San Jose Mayor Chuck Reed and his wife, Paula, arrive at a campaign party before the polls closed in San Jose, Calif., Tuesday, June 5, 2012. As state and local governments across the country struggle with ballooning pension obligations, voters in two major California cities cast ballots Tuesday on sweeping measures to curb retirement benefits for government workers. Reed, a Democrat, joined an 8-3 City Council majority to put San Jose Measure B on pension reform on the ballot. (AP Photo/Paul Sakuma)

PD Editorial: The dangers of ignoring San Jose mayor

"The Sonoma Taxpayers and (San Jose Mayor Chuck) Reed are a good match because they both use right-wing ideology to spread lies about working people ... "

- Lisa Maldonado, executive director of North Bay Labor Council ("San Jose mayor pitches pension changes," Friday)

It's hard to know for which group of working people Maldonado is speaking. Is it for those former county and city employees who had the misfortune of retiring before the era of enhanced benefits and now find themselves not only receiving pensions that pale in comparison to those of their successors but ensnared in a public debate that, if calmer minds don't prevail, could result in their modest pensions being cut, as may happen in Detroit?

Or does she speak for those "second-tier" and "third-tier" employees now being hired who find themselves in line to receive retirement packages that are far diminished from those who came before them and do similar work?

We don't know. But our guess is she's not even speaking for most first-tier employees who had the fortune of being hired before 2013 but did not retire before that pivotal 2001-03 time period and therefore, in most cases, stand to receive benefit packages that - through no fault of their own and despite recent reforms and adjustments through collective bargaining - still threaten the long-term financial stability of Sonoma County government.

Nobody benefits if retirement costs and liabilities continue to grow. And trusting that the stock market will somehow resolve it all is how we got into this fix in the first place.

This is what San Jose Mayor Chuck Reed came to Sonoma County to discuss last week. And, despite those who contend otherwise, he wasn't spreading lies. The only thing to fear is ignoring what he has to say.

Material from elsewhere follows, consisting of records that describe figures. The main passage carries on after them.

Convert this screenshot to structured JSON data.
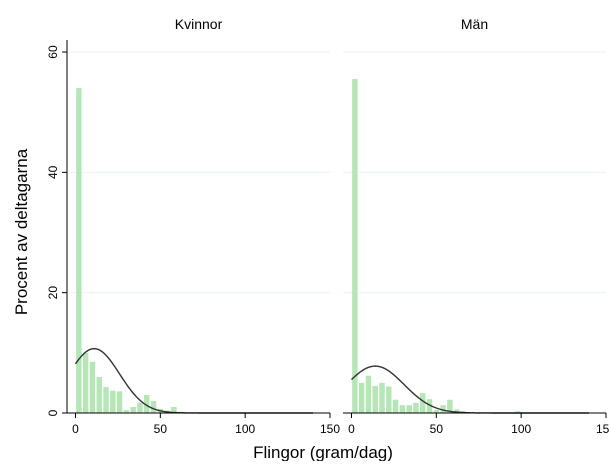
{
  "chart_data": {
    "type": "bar",
    "ylabel": "Procent av deltagarna",
    "xlabel": "Flingor (gram/dag)",
    "xlim": [
      -5,
      150
    ],
    "ylim": [
      0,
      62
    ],
    "xticks": [
      0,
      50,
      100,
      150
    ],
    "yticks": [
      0,
      20,
      40,
      60
    ],
    "bin_width": 4,
    "bar_color": "#b5e6b5",
    "curve_color": "#333333",
    "grid": "horizontal",
    "panels": [
      {
        "title": "Kvinnor",
        "bins_start": [
          0,
          4,
          8,
          12,
          16,
          20,
          24,
          28,
          32,
          36,
          40,
          44,
          48,
          52,
          56,
          60
        ],
        "values": [
          54,
          10,
          8.5,
          6,
          4.3,
          3.7,
          3.6,
          0.5,
          1,
          1.7,
          3,
          2,
          0.7,
          0.4,
          1,
          0.2
        ],
        "normal_curve": {
          "mean": 11,
          "sd": 15,
          "scale": 10.7
        },
        "curve_range": [
          0,
          140
        ]
      },
      {
        "title": "Män",
        "bins_start": [
          0,
          4,
          8,
          12,
          16,
          20,
          24,
          28,
          32,
          36,
          40,
          44,
          48,
          52,
          56,
          60,
          64,
          96
        ],
        "values": [
          55.5,
          5,
          6.2,
          4.5,
          5,
          4.4,
          2.2,
          1.3,
          1.3,
          1.7,
          3.3,
          2.3,
          0.5,
          1.3,
          2.2,
          0.6,
          0.3,
          0.3
        ],
        "normal_curve": {
          "mean": 14,
          "sd": 17,
          "scale": 7.8
        },
        "curve_range": [
          0,
          140
        ]
      }
    ]
  }
}
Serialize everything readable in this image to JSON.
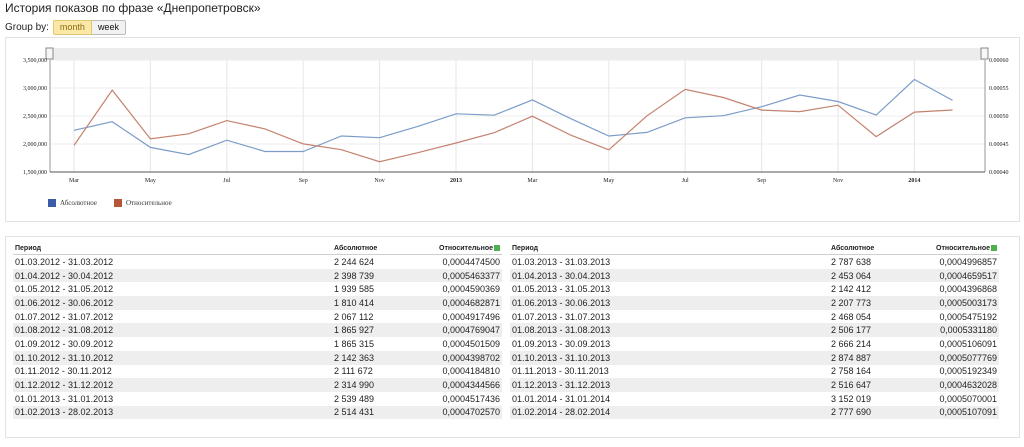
{
  "title": "История показов по фразе «Днепропетровск»",
  "group_by": {
    "label": "Group by:",
    "month": "month",
    "week": "week"
  },
  "chart_data": {
    "type": "line",
    "x": [
      "01.03.2012",
      "01.04.2012",
      "01.05.2012",
      "01.06.2012",
      "01.07.2012",
      "01.08.2012",
      "01.09.2012",
      "01.10.2012",
      "01.11.2012",
      "01.12.2012",
      "01.01.2013",
      "01.02.2013",
      "01.03.2013",
      "01.04.2013",
      "01.05.2013",
      "01.06.2013",
      "01.07.2013",
      "01.08.2013",
      "01.09.2013",
      "01.10.2013",
      "01.11.2013",
      "01.12.2013",
      "01.01.2014",
      "01.02.2014"
    ],
    "x_tick_labels": [
      "Mar",
      "May",
      "Jul",
      "Sep",
      "Nov",
      "2013",
      "Mar",
      "May",
      "Jul",
      "Sep",
      "Nov",
      "2014"
    ],
    "series": [
      {
        "name": "Абсолютное",
        "color": "#7c9dc9",
        "axis": "left",
        "values": [
          2244624,
          2398739,
          1939585,
          1810414,
          2067112,
          1865927,
          1865315,
          2142363,
          2111672,
          2314990,
          2539489,
          2514431,
          2787638,
          2453064,
          2142412,
          2207773,
          2468054,
          2506177,
          2666214,
          2874887,
          2758164,
          2516647,
          3152019,
          2777690
        ]
      },
      {
        "name": "Относительное",
        "color": "#c4826f",
        "axis": "right",
        "values": [
          0.00044745,
          0.0005463377,
          0.0004590369,
          0.0004682871,
          0.0004917496,
          0.0004769047,
          0.0004501509,
          0.0004398702,
          0.000418481,
          0.0004344566,
          0.0004517436,
          0.000470257,
          0.0004996857,
          0.0004659517,
          0.0004396868,
          0.0005003173,
          0.0005475192,
          0.000533118,
          0.0005106091,
          0.0005077769,
          0.0005192349,
          0.0004632028,
          0.0005070001,
          0.0005107091
        ]
      }
    ],
    "y_left_ticks": [
      "3,500,000",
      "3,000,000",
      "2,500,000",
      "2,000,000",
      "1,500,000"
    ],
    "y_left_range": [
      1500000,
      3500000
    ],
    "y_right_ticks": [
      "0.00060",
      "0.00055",
      "0.00050",
      "0.00045",
      "0.00040"
    ],
    "y_right_range": [
      0.0004,
      0.0006
    ],
    "legend_position": "bottom-left"
  },
  "legend": {
    "abs": "Абсолютное",
    "rel": "Относительное",
    "abs_color": "#3b5ba9",
    "rel_color": "#b5553a"
  },
  "table": {
    "headers": {
      "period": "Период",
      "abs": "Абсолютное",
      "rel": "Относительное"
    },
    "left": [
      {
        "period": "01.03.2012 - 31.03.2012",
        "abs": "2 244 624",
        "rel": "0,0004474500"
      },
      {
        "period": "01.04.2012 - 30.04.2012",
        "abs": "2 398 739",
        "rel": "0,0005463377"
      },
      {
        "period": "01.05.2012 - 31.05.2012",
        "abs": "1 939 585",
        "rel": "0,0004590369"
      },
      {
        "period": "01.06.2012 - 30.06.2012",
        "abs": "1 810 414",
        "rel": "0,0004682871"
      },
      {
        "period": "01.07.2012 - 31.07.2012",
        "abs": "2 067 112",
        "rel": "0,0004917496"
      },
      {
        "period": "01.08.2012 - 31.08.2012",
        "abs": "1 865 927",
        "rel": "0,0004769047"
      },
      {
        "period": "01.09.2012 - 30.09.2012",
        "abs": "1 865 315",
        "rel": "0,0004501509"
      },
      {
        "period": "01.10.2012 - 31.10.2012",
        "abs": "2 142 363",
        "rel": "0,0004398702"
      },
      {
        "period": "01.11.2012 - 30.11.2012",
        "abs": "2 111 672",
        "rel": "0,0004184810"
      },
      {
        "period": "01.12.2012 - 31.12.2012",
        "abs": "2 314 990",
        "rel": "0,0004344566"
      },
      {
        "period": "01.01.2013 - 31.01.2013",
        "abs": "2 539 489",
        "rel": "0,0004517436"
      },
      {
        "period": "01.02.2013 - 28.02.2013",
        "abs": "2 514 431",
        "rel": "0,0004702570"
      }
    ],
    "right": [
      {
        "period": "01.03.2013 - 31.03.2013",
        "abs": "2 787 638",
        "rel": "0,0004996857"
      },
      {
        "period": "01.04.2013 - 30.04.2013",
        "abs": "2 453 064",
        "rel": "0,0004659517"
      },
      {
        "period": "01.05.2013 - 31.05.2013",
        "abs": "2 142 412",
        "rel": "0,0004396868"
      },
      {
        "period": "01.06.2013 - 30.06.2013",
        "abs": "2 207 773",
        "rel": "0,0005003173"
      },
      {
        "period": "01.07.2013 - 31.07.2013",
        "abs": "2 468 054",
        "rel": "0,0005475192"
      },
      {
        "period": "01.08.2013 - 31.08.2013",
        "abs": "2 506 177",
        "rel": "0,0005331180"
      },
      {
        "period": "01.09.2013 - 30.09.2013",
        "abs": "2 666 214",
        "rel": "0,0005106091"
      },
      {
        "period": "01.10.2013 - 31.10.2013",
        "abs": "2 874 887",
        "rel": "0,0005077769"
      },
      {
        "period": "01.11.2013 - 30.11.2013",
        "abs": "2 758 164",
        "rel": "0,0005192349"
      },
      {
        "period": "01.12.2013 - 31.12.2013",
        "abs": "2 516 647",
        "rel": "0,0004632028"
      },
      {
        "period": "01.01.2014 - 31.01.2014",
        "abs": "3 152 019",
        "rel": "0,0005070001"
      },
      {
        "period": "01.02.2014 - 28.02.2014",
        "abs": "2 777 690",
        "rel": "0,0005107091"
      }
    ]
  }
}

The fact is, despite a rebounding economy, a surging stock market and robust debate about public employee retirements, the gains in recent years on the pension issue have been modest. And the problem is not fixed.

Reed says cities and counties still have work to do to stem rising retirement costs or they could cripple the ability of public agencies to provide basic services. That is especially true in Sonoma County, which has seen its contributions for salary and benefits jump more than 400 percent over the past decade to $98.3 million a year, and further climbs are expected. Meanwhile, the county is still behind some $527 million in meeting its long-term retirement obligations.

San Jose had a similar problem, which motivated 70 percent of voters there to approve a ballot measure in 2012 cutting retirement benefits for city workers. But a lower-court judge recently overturned most of the changes, citing the "California Rule," which prevents public agencies from unilaterally altering retirement packages even in the face of insolvency.

It's the same obstacle that prevented cities such as Vallejo and Stockton from finding relief from robust pension packages even in bankruptcy.

Reed is seeking to break this logjam of irrational thought and precedent with a public pension reform initiative that he hoped to put before voters this year. But it appears that may be delayed until 2016 due to a lawsuit he now has pending against state Attorney General Kamala Harris for producing an "inaccurate and misleading" ballot summary.

Labor leaders damage their own cause and credibility when they argue there is no problem and that Reed and others are only spreading "lies." They also run the risk of pushing voters to support far more drastic measures, such as the elimination of public employee pension plans altogether.

It doesn't have to come to that. A more reasonable solution is the creation of a defined benefit package - perhaps something similar to the hybrid plan used by the federal government - that ensures the county, as well as other agencies, can get back to the point when retirement costs account for no more than 10 percent of overall payroll.

It's achievable. And it's in the best interests of all working people, including those who don't work for the county but still help pay the bills.